For decades, environmentalists have towed the party line that foreign – or “exotic” – “invasive” plant species are always bad, and that no expense should be spared in the effort to eradicate them and “save” native plant species.
Author of the permaculture “Bible,” Gaia’s Garden, Toby Hemenway disagrees.
He addresses the important issue of “invasive” plant species in the opening pages of his best-selling guide to beyond-organic gardening.
The war on invasive plants is not only futile, it’s counterproductive, Hemenway argues.
“We may uproot some bittersweet or kudzu for a few seasons, but nature will keep reseeding it, year in, year out, waiting until we tire of the battle,” he writes.
“That’s one reason herbicide manufacturers are helping fund the campaign for native plants. They know a repeat customer when they see one.”
Agribusiness, governments and conservation groups have spent millions of dollars trying to eradicate “exotic” species, but they will never succeed, Hemenway says.
That’s because “invasives” – which he calls “opportunists” – are nature’s strategy for healing land damaged by human development.
“These are species that love sunlit edges, and we’ve carved forests into countless tiny pieces that have more edge than interior, creating perfect habitat for these exotics,” he writes. “All that sunny space and bare soil is just crying out to be colonized by light- and fertility-absorbing green matter.”
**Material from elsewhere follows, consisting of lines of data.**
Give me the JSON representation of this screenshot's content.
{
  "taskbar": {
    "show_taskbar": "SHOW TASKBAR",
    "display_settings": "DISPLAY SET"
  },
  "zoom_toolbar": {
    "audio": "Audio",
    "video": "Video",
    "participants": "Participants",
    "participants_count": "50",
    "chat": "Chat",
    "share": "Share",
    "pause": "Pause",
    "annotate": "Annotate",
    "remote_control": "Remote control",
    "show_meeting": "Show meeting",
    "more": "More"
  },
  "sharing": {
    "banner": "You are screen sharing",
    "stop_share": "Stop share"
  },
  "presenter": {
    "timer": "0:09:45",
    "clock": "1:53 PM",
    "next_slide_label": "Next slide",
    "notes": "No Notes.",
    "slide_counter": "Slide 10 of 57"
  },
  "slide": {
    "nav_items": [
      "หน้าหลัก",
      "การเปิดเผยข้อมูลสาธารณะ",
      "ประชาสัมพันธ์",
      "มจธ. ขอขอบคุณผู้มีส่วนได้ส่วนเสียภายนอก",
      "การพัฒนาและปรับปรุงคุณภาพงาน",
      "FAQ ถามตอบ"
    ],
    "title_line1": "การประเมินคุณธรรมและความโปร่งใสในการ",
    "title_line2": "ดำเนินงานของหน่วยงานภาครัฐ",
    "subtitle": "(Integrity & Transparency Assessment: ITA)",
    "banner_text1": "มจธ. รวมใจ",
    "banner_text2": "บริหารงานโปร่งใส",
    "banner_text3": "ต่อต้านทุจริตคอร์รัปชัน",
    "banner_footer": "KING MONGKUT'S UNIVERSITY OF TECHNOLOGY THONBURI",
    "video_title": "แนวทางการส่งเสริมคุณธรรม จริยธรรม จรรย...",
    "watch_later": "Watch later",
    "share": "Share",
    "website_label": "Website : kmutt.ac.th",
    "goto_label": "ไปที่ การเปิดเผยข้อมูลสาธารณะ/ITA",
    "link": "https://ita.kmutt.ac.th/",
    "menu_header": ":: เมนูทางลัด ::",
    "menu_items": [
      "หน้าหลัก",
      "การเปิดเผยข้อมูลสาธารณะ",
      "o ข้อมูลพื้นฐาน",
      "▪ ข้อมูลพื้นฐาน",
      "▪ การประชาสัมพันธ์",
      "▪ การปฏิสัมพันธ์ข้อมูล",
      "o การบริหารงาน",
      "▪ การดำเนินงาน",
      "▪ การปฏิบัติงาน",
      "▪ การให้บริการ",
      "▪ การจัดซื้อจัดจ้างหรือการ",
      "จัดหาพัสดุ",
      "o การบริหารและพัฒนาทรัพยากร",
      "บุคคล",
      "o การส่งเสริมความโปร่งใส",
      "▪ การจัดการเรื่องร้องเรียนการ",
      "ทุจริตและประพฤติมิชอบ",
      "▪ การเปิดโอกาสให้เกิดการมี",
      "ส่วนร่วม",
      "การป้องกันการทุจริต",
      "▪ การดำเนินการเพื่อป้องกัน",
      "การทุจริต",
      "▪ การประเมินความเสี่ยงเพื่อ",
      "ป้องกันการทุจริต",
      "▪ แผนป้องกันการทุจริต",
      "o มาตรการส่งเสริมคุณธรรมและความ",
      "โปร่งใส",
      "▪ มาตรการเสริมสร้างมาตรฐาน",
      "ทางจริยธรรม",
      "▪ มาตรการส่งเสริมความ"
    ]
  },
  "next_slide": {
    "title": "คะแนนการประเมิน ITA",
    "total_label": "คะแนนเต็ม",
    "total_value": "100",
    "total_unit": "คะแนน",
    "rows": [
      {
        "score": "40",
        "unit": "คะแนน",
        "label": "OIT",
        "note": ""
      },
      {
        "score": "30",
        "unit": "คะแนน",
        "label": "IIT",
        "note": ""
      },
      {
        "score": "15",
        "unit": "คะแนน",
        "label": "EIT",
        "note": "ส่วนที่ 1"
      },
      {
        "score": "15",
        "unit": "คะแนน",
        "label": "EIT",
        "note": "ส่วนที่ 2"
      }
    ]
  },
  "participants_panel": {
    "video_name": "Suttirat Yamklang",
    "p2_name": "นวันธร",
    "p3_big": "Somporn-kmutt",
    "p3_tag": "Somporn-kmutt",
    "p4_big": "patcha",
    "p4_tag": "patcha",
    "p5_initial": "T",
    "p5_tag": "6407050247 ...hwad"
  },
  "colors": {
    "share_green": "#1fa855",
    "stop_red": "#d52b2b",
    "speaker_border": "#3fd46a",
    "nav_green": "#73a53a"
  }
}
“When humans make a clearing, nature leaps in, working furiously to rebuild an intact humus and fungal layer, harvest energy, and reconstruct all the cycles and connections that have been severed. A thicket of fast-growing pioneer plants, packing a lot of biomass into a small space, is a very effective way to do this.”
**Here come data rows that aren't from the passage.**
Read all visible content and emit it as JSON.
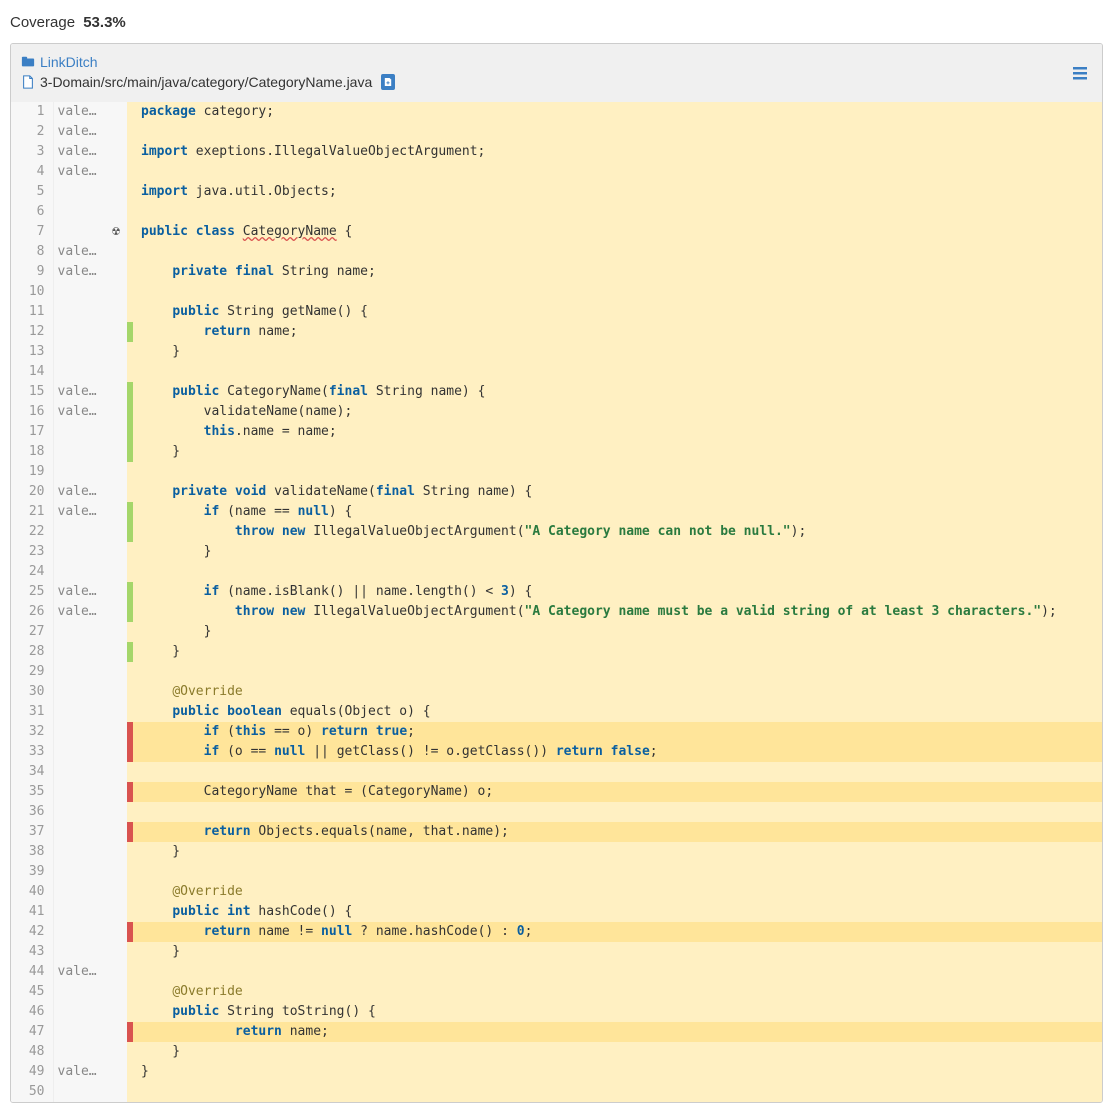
{
  "header": {
    "coverage_label": "Coverage",
    "coverage_value": "53.3%"
  },
  "breadcrumb": {
    "project": "LinkDitch",
    "file_path": "3-Domain/src/main/java/category/CategoryName.java"
  },
  "code": [
    {
      "n": 1,
      "author": "vale…",
      "gutter": "",
      "cov": "",
      "hl": false,
      "tokens": [
        {
          "t": "package",
          "c": "kw"
        },
        {
          "t": " category;"
        }
      ]
    },
    {
      "n": 2,
      "author": "vale…",
      "gutter": "",
      "cov": "",
      "hl": false,
      "tokens": []
    },
    {
      "n": 3,
      "author": "vale…",
      "gutter": "",
      "cov": "",
      "hl": false,
      "tokens": [
        {
          "t": "import",
          "c": "kw"
        },
        {
          "t": " exeptions.IllegalValueObjectArgument;"
        }
      ]
    },
    {
      "n": 4,
      "author": "vale…",
      "gutter": "",
      "cov": "",
      "hl": false,
      "tokens": []
    },
    {
      "n": 5,
      "author": "",
      "gutter": "",
      "cov": "",
      "hl": false,
      "tokens": [
        {
          "t": "import",
          "c": "kw"
        },
        {
          "t": " java.util.Objects;"
        }
      ]
    },
    {
      "n": 6,
      "author": "",
      "gutter": "",
      "cov": "",
      "hl": false,
      "tokens": []
    },
    {
      "n": 7,
      "author": "",
      "gutter": "rad",
      "cov": "",
      "hl": false,
      "tokens": [
        {
          "t": "public",
          "c": "kw"
        },
        {
          "t": " "
        },
        {
          "t": "class",
          "c": "kw"
        },
        {
          "t": " "
        },
        {
          "t": "CategoryName",
          "c": "err"
        },
        {
          "t": " {"
        }
      ]
    },
    {
      "n": 8,
      "author": "vale…",
      "gutter": "",
      "cov": "",
      "hl": false,
      "tokens": []
    },
    {
      "n": 9,
      "author": "vale…",
      "gutter": "",
      "cov": "",
      "hl": false,
      "tokens": [
        {
          "t": "    "
        },
        {
          "t": "private",
          "c": "kw"
        },
        {
          "t": " "
        },
        {
          "t": "final",
          "c": "kw"
        },
        {
          "t": " String name;"
        }
      ]
    },
    {
      "n": 10,
      "author": "",
      "gutter": "",
      "cov": "",
      "hl": false,
      "tokens": []
    },
    {
      "n": 11,
      "author": "",
      "gutter": "",
      "cov": "",
      "hl": false,
      "tokens": [
        {
          "t": "    "
        },
        {
          "t": "public",
          "c": "kw"
        },
        {
          "t": " String getName() {"
        }
      ]
    },
    {
      "n": 12,
      "author": "",
      "gutter": "",
      "cov": "green",
      "hl": false,
      "tokens": [
        {
          "t": "        "
        },
        {
          "t": "return",
          "c": "kw"
        },
        {
          "t": " name;"
        }
      ]
    },
    {
      "n": 13,
      "author": "",
      "gutter": "",
      "cov": "",
      "hl": false,
      "tokens": [
        {
          "t": "    }"
        }
      ]
    },
    {
      "n": 14,
      "author": "",
      "gutter": "",
      "cov": "",
      "hl": false,
      "tokens": []
    },
    {
      "n": 15,
      "author": "vale…",
      "gutter": "",
      "cov": "green",
      "hl": false,
      "tokens": [
        {
          "t": "    "
        },
        {
          "t": "public",
          "c": "kw"
        },
        {
          "t": " CategoryName("
        },
        {
          "t": "final",
          "c": "kw"
        },
        {
          "t": " String name) {"
        }
      ]
    },
    {
      "n": 16,
      "author": "vale…",
      "gutter": "",
      "cov": "green",
      "hl": false,
      "tokens": [
        {
          "t": "        validateName(name);"
        }
      ]
    },
    {
      "n": 17,
      "author": "",
      "gutter": "",
      "cov": "green",
      "hl": false,
      "tokens": [
        {
          "t": "        "
        },
        {
          "t": "this",
          "c": "kw"
        },
        {
          "t": ".name = name;"
        }
      ]
    },
    {
      "n": 18,
      "author": "",
      "gutter": "",
      "cov": "green",
      "hl": false,
      "tokens": [
        {
          "t": "    }"
        }
      ]
    },
    {
      "n": 19,
      "author": "",
      "gutter": "",
      "cov": "",
      "hl": false,
      "tokens": []
    },
    {
      "n": 20,
      "author": "vale…",
      "gutter": "",
      "cov": "",
      "hl": false,
      "tokens": [
        {
          "t": "    "
        },
        {
          "t": "private",
          "c": "kw"
        },
        {
          "t": " "
        },
        {
          "t": "void",
          "c": "kw"
        },
        {
          "t": " validateName("
        },
        {
          "t": "final",
          "c": "kw"
        },
        {
          "t": " String name) {"
        }
      ]
    },
    {
      "n": 21,
      "author": "vale…",
      "gutter": "",
      "cov": "green",
      "hl": false,
      "tokens": [
        {
          "t": "        "
        },
        {
          "t": "if",
          "c": "kw"
        },
        {
          "t": " (name == "
        },
        {
          "t": "null",
          "c": "kw"
        },
        {
          "t": ") {"
        }
      ]
    },
    {
      "n": 22,
      "author": "",
      "gutter": "",
      "cov": "green",
      "hl": false,
      "tokens": [
        {
          "t": "            "
        },
        {
          "t": "throw",
          "c": "kw"
        },
        {
          "t": " "
        },
        {
          "t": "new",
          "c": "kw"
        },
        {
          "t": " IllegalValueObjectArgument("
        },
        {
          "t": "\"A Category name can not be null.\"",
          "c": "str"
        },
        {
          "t": ");"
        }
      ]
    },
    {
      "n": 23,
      "author": "",
      "gutter": "",
      "cov": "",
      "hl": false,
      "tokens": [
        {
          "t": "        }"
        }
      ]
    },
    {
      "n": 24,
      "author": "",
      "gutter": "",
      "cov": "",
      "hl": false,
      "tokens": []
    },
    {
      "n": 25,
      "author": "vale…",
      "gutter": "",
      "cov": "green",
      "hl": false,
      "tokens": [
        {
          "t": "        "
        },
        {
          "t": "if",
          "c": "kw"
        },
        {
          "t": " (name.isBlank() || name.length() < "
        },
        {
          "t": "3",
          "c": "num"
        },
        {
          "t": ") {"
        }
      ]
    },
    {
      "n": 26,
      "author": "vale…",
      "gutter": "",
      "cov": "green",
      "hl": false,
      "tokens": [
        {
          "t": "            "
        },
        {
          "t": "throw",
          "c": "kw"
        },
        {
          "t": " "
        },
        {
          "t": "new",
          "c": "kw"
        },
        {
          "t": " IllegalValueObjectArgument("
        },
        {
          "t": "\"A Category name must be a valid string of at least 3 characters.\"",
          "c": "str"
        },
        {
          "t": ");"
        }
      ]
    },
    {
      "n": 27,
      "author": "",
      "gutter": "",
      "cov": "",
      "hl": false,
      "tokens": [
        {
          "t": "        }"
        }
      ]
    },
    {
      "n": 28,
      "author": "",
      "gutter": "",
      "cov": "green",
      "hl": false,
      "tokens": [
        {
          "t": "    }"
        }
      ]
    },
    {
      "n": 29,
      "author": "",
      "gutter": "",
      "cov": "",
      "hl": false,
      "tokens": []
    },
    {
      "n": 30,
      "author": "",
      "gutter": "",
      "cov": "",
      "hl": false,
      "tokens": [
        {
          "t": "    "
        },
        {
          "t": "@Override",
          "c": "ann"
        }
      ]
    },
    {
      "n": 31,
      "author": "",
      "gutter": "",
      "cov": "",
      "hl": false,
      "tokens": [
        {
          "t": "    "
        },
        {
          "t": "public",
          "c": "kw"
        },
        {
          "t": " "
        },
        {
          "t": "boolean",
          "c": "kw"
        },
        {
          "t": " equals(Object o) {"
        }
      ]
    },
    {
      "n": 32,
      "author": "",
      "gutter": "",
      "cov": "red",
      "hl": true,
      "tokens": [
        {
          "t": "        "
        },
        {
          "t": "if",
          "c": "kw"
        },
        {
          "t": " ("
        },
        {
          "t": "this",
          "c": "kw"
        },
        {
          "t": " == o) "
        },
        {
          "t": "return",
          "c": "kw"
        },
        {
          "t": " "
        },
        {
          "t": "true",
          "c": "kw"
        },
        {
          "t": ";"
        }
      ]
    },
    {
      "n": 33,
      "author": "",
      "gutter": "",
      "cov": "red",
      "hl": true,
      "tokens": [
        {
          "t": "        "
        },
        {
          "t": "if",
          "c": "kw"
        },
        {
          "t": " (o == "
        },
        {
          "t": "null",
          "c": "kw"
        },
        {
          "t": " || getClass() != o.getClass()) "
        },
        {
          "t": "return",
          "c": "kw"
        },
        {
          "t": " "
        },
        {
          "t": "false",
          "c": "kw"
        },
        {
          "t": ";"
        }
      ]
    },
    {
      "n": 34,
      "author": "",
      "gutter": "",
      "cov": "",
      "hl": false,
      "tokens": []
    },
    {
      "n": 35,
      "author": "",
      "gutter": "",
      "cov": "red",
      "hl": true,
      "tokens": [
        {
          "t": "        CategoryName that = (CategoryName) o;"
        }
      ]
    },
    {
      "n": 36,
      "author": "",
      "gutter": "",
      "cov": "",
      "hl": false,
      "tokens": []
    },
    {
      "n": 37,
      "author": "",
      "gutter": "",
      "cov": "red",
      "hl": true,
      "tokens": [
        {
          "t": "        "
        },
        {
          "t": "return",
          "c": "kw"
        },
        {
          "t": " Objects.equals(name, that.name);"
        }
      ]
    },
    {
      "n": 38,
      "author": "",
      "gutter": "",
      "cov": "",
      "hl": false,
      "tokens": [
        {
          "t": "    }"
        }
      ]
    },
    {
      "n": 39,
      "author": "",
      "gutter": "",
      "cov": "",
      "hl": false,
      "tokens": []
    },
    {
      "n": 40,
      "author": "",
      "gutter": "",
      "cov": "",
      "hl": false,
      "tokens": [
        {
          "t": "    "
        },
        {
          "t": "@Override",
          "c": "ann"
        }
      ]
    },
    {
      "n": 41,
      "author": "",
      "gutter": "",
      "cov": "",
      "hl": false,
      "tokens": [
        {
          "t": "    "
        },
        {
          "t": "public",
          "c": "kw"
        },
        {
          "t": " "
        },
        {
          "t": "int",
          "c": "kw"
        },
        {
          "t": " hashCode() {"
        }
      ]
    },
    {
      "n": 42,
      "author": "",
      "gutter": "",
      "cov": "red",
      "hl": true,
      "tokens": [
        {
          "t": "        "
        },
        {
          "t": "return",
          "c": "kw"
        },
        {
          "t": " name != "
        },
        {
          "t": "null",
          "c": "kw"
        },
        {
          "t": " ? name.hashCode() : "
        },
        {
          "t": "0",
          "c": "num"
        },
        {
          "t": ";"
        }
      ]
    },
    {
      "n": 43,
      "author": "",
      "gutter": "",
      "cov": "",
      "hl": false,
      "tokens": [
        {
          "t": "    }"
        }
      ]
    },
    {
      "n": 44,
      "author": "vale…",
      "gutter": "",
      "cov": "",
      "hl": false,
      "tokens": []
    },
    {
      "n": 45,
      "author": "",
      "gutter": "",
      "cov": "",
      "hl": false,
      "tokens": [
        {
          "t": "    "
        },
        {
          "t": "@Override",
          "c": "ann"
        }
      ]
    },
    {
      "n": 46,
      "author": "",
      "gutter": "",
      "cov": "",
      "hl": false,
      "tokens": [
        {
          "t": "    "
        },
        {
          "t": "public",
          "c": "kw"
        },
        {
          "t": " String toString() {"
        }
      ]
    },
    {
      "n": 47,
      "author": "",
      "gutter": "",
      "cov": "red",
      "hl": true,
      "tokens": [
        {
          "t": "            "
        },
        {
          "t": "return",
          "c": "kw"
        },
        {
          "t": " name;"
        }
      ]
    },
    {
      "n": 48,
      "author": "",
      "gutter": "",
      "cov": "",
      "hl": false,
      "tokens": [
        {
          "t": "    }"
        }
      ]
    },
    {
      "n": 49,
      "author": "vale…",
      "gutter": "",
      "cov": "",
      "hl": false,
      "tokens": [
        {
          "t": "}"
        }
      ]
    },
    {
      "n": 50,
      "author": "",
      "gutter": "",
      "cov": "",
      "hl": false,
      "tokens": []
    }
  ]
}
And thank goodness it does, otherwise lots of birds, bees and other wildlife would go hungry.
A recent study found that Pennsylvania’s population of native fruit-eating birds, such as robins and catbirds, has quadrupled in the last 30 years thanks to “invasive” honey suckle filling in deforested land.
“Invasive” Autumn olive also oriental bittersweet also provide an important food source for struggling native birds, especially in the fall and winter. Japanese knotweed and spotted knapweed provide pollen and nectar for pollinators and many other “beneficial” insects.
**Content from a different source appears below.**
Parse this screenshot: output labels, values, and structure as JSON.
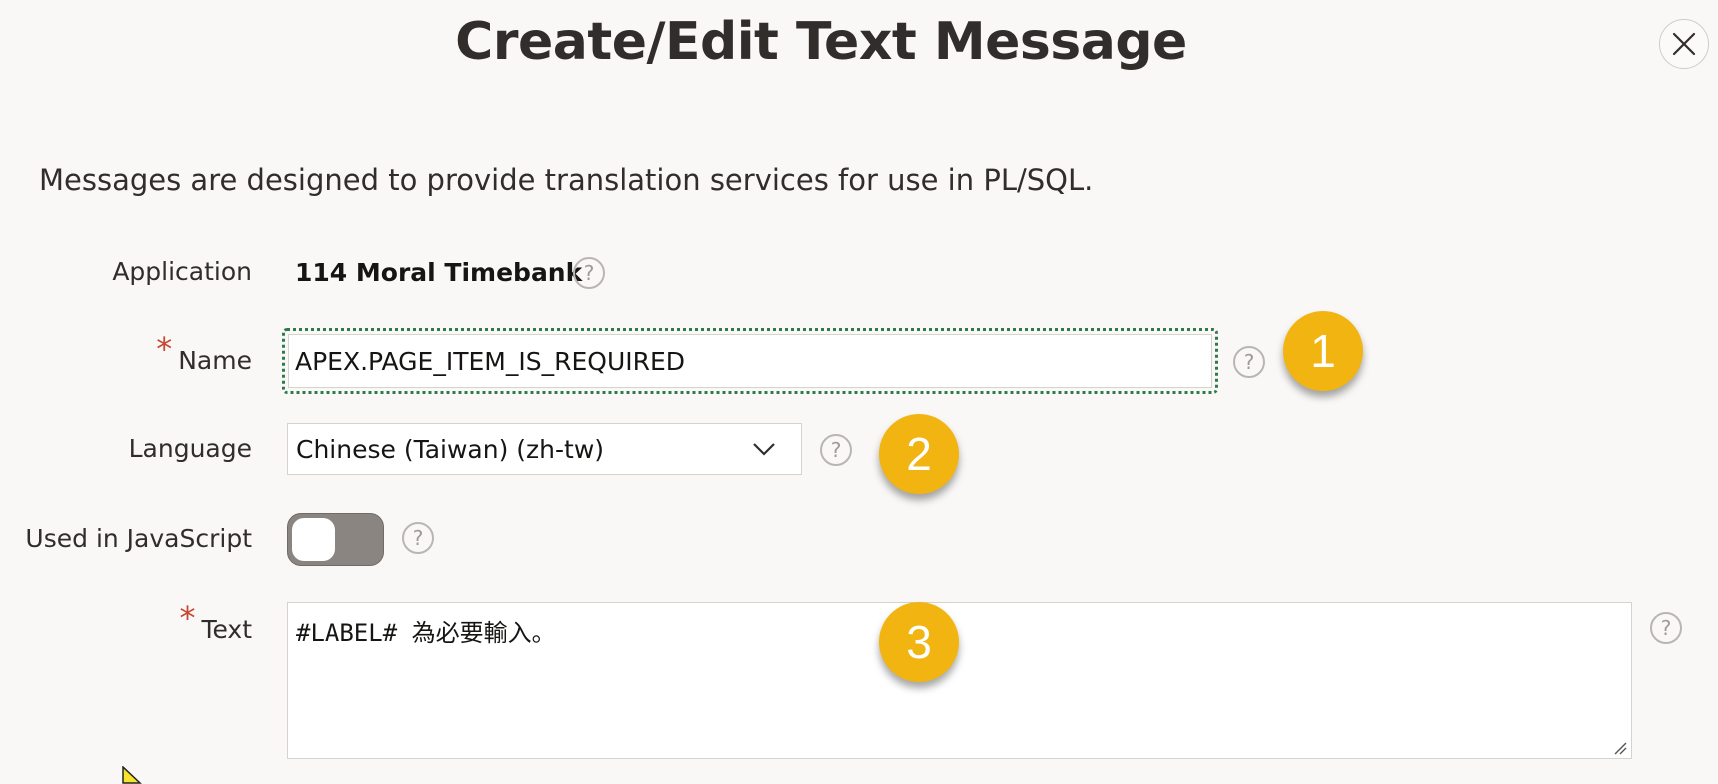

Often an opportunistic species is playing an important role, where nature is working on a problem that we may not recognize and using the best tools available.
For example, purple loosestrife, which is mainly found along polluted canals and irrigation ditches, turns out to be excellent at cleaning up polluted water, and tends to die back once the job is done, Hemenway says.
Kudzu, Scot’s broom and Russian olive are nitrogen fixers, which are great at making dead, barren soil fertile and alive again.
If you find yourself triggered by this article, and still thinking “native” plants belong in your backyard, ask yourself what Hemenway does: “Is a species native to this hillside, or this country, the bioregion, continent, or perhaps just to this planet?”
“I see a certain irony in immigrant-descended Americans cursing “invasive exotics” for displacing native species,” Hemenway adds.
“It is only our limited time frame that creates the whole ‘natives versus exotics’ controversy. Wind, animals, sea currents and continental drift have always dispersed species into new environments … for millions of years there have been billions of birds, traveling thousands of miles, each with a few seeds in its gut or stuck to the mud on its feet. And each of these billions of seeds is ready to sprout wherever the bird stops. The planet has been awash in surging, swarming species movements since life began.”
“I’ve often heard blame put on one or another opportunistic species when a native species goes locally extinct. That’s understandable. When we lose something we love, we search for a scapegoat, and a newly arrived species makes a ready target. But virtually every time I’ve examined that charge, it turned out the place had first been severely disturbed by development, logging or other human use. The opportunist moved in after the primary damage was done and often in direct response to it.”